Question 10.3: Given the thermochemical equation for photosynthesis, 6H2O(l...
Given the thermochemical equation for photosynthesis,
6\text{H}_2\text{O}(l) + 6\text{CO}_2(\text{g}) → \text{C}_6\text{H}_{12}\text{O}_6(s) + 6\text{O}_2(\text{g}) ∆H = +2803 \text{kJ/mol}
calculate the solar energy required to produce 75.0 \text{g} of \text{C}_6\text{H}_{12}\text{O}_6.
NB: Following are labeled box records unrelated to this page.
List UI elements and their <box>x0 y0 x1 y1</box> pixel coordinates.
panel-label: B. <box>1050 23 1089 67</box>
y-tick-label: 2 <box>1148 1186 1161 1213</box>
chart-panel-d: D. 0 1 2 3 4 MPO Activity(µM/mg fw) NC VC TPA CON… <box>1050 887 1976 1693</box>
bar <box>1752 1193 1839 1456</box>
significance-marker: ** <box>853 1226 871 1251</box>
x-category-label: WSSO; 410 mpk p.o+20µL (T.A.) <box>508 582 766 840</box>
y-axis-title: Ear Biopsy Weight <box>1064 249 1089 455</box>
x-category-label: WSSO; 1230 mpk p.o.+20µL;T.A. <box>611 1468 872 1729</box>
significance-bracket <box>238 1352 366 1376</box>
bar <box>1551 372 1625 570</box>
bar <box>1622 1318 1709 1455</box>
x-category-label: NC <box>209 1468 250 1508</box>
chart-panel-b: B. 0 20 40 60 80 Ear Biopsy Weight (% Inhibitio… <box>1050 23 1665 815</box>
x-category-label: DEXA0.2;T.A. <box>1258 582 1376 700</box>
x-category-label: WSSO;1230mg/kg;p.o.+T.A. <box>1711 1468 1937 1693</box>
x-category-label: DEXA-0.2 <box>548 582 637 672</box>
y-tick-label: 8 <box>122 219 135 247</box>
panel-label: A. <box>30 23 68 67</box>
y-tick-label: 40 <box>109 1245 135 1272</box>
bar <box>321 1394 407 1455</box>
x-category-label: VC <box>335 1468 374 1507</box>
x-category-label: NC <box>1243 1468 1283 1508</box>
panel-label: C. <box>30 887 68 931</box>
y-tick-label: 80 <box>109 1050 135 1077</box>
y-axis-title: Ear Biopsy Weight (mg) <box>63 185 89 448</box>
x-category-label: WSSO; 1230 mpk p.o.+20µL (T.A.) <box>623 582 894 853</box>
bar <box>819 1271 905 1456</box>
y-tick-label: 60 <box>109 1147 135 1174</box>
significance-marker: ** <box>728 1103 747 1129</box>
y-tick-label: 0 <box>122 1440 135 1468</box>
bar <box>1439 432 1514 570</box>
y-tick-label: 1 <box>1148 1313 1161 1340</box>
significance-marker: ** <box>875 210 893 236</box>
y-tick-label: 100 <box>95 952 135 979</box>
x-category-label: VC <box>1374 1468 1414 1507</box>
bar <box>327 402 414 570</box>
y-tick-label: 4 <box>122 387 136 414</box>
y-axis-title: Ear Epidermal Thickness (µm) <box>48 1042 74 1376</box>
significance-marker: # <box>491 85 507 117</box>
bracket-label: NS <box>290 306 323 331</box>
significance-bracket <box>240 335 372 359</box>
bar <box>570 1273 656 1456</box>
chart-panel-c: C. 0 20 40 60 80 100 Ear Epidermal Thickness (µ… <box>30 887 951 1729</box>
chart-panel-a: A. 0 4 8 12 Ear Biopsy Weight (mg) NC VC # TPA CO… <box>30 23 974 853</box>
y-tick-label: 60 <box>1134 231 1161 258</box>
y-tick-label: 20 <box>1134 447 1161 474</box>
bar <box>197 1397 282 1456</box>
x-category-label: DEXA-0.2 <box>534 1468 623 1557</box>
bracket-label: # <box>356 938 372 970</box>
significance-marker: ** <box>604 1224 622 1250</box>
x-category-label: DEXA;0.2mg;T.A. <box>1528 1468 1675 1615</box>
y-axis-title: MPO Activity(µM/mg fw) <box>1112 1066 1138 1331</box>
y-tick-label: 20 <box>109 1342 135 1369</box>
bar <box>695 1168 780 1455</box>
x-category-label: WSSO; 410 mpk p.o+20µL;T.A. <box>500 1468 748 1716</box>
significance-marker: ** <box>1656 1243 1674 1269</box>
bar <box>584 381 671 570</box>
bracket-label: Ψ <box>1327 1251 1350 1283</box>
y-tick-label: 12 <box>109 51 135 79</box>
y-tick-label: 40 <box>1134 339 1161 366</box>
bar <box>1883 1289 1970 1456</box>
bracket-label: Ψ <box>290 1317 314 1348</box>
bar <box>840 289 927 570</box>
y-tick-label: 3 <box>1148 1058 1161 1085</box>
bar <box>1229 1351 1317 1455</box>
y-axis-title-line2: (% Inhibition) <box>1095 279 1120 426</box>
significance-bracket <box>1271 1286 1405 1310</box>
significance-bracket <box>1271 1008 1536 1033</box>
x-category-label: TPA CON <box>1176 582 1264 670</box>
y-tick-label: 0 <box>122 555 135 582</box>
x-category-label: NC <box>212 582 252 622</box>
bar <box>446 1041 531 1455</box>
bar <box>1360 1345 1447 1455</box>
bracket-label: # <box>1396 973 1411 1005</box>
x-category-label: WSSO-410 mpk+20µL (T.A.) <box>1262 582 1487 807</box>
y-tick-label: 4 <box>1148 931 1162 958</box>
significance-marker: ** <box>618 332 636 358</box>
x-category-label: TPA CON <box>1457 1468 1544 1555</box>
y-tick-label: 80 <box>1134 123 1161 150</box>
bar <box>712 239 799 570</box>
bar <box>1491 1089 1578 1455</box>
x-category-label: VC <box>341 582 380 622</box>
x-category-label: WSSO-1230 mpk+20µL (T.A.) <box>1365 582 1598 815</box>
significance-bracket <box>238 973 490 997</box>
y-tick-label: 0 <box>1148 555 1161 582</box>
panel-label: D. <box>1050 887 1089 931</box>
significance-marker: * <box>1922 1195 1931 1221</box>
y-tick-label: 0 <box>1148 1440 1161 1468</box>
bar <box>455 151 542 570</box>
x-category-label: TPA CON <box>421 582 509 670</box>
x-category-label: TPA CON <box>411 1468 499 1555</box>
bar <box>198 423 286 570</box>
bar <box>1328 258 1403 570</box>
Strategy The thermochemical equation shows that for every mole of \text{C}_6\text{H}_{12}\text{O}_6 produced, 2803 \text{kJ} is absorbed. We need to find out how much energy is absorbed for the production of 75.0 \text{g} of \text{C}_6\text{H}_{12}\text{O}_6. We must first find out how many moles there are in 75.0 \text{g} of \text{C}_6\text{H}_{12}\text{O}_6.
Setup The molar mass of \text{C}_6\text{H}_{12}\text{O}_6 is 180.2 \text{g/mol}, so 75.0 \text{g} of \text{C}_6\text{H}_{12}\text{O}_6 is
75.0 \text{g} \text{C}_6\text{H}_{12}\text{O}_6 × \frac{1 \text{mol} \text{C}_6\text{H}_{12}\text{O}_6}{180.2 \text{g} \text{C}_6\text{H}_{12}\text{O}_6} = 0.416 \text{mol} \text{C}_6\text{H}_{12}\text{O}_6
We will multiply the thermochemical equation, including the enthalpy change, by 0.416, in order to write the equation in terms of the appropriate amount of \text{C}_6\text{H}_{12}\text{O}_6.
(0.416 \text{mol})[6\text{H}_2\text{O}(l) + 6\text{CO}_2(\text{g}) → \text{C}_6\text{H}_{12}\text{O}_6(s) + 6\text{O}_2(\text{g})]
and (0.416 \text{mol)(∆H)} = (0.416 \text{mol})(2803 \text{kJ/mol}) gives
2.50 \text{H}_2\text{O}(l) + 2.50 \text{CO}_2(\text{g}) → 0.416 \text{C}_6\text{H}_{12}\text{O}_6(s) + 2.50 \text{O}_2(g) ∆H = + 1.17 × 10^3 \text{kJ}
Therefore, 1.17 × 10^3 \text{kJ} of energy in the form of sunlight is consumed in the production of 75.0 \text{g} of \text{C}_6\text{H}_{12}\text{O}_6. Note that the “per mole” units in ∆H are canceled when we multiply the thermochemical equation by the number of moles of \text{C}_6\text{H}_{12}\text{O}_6.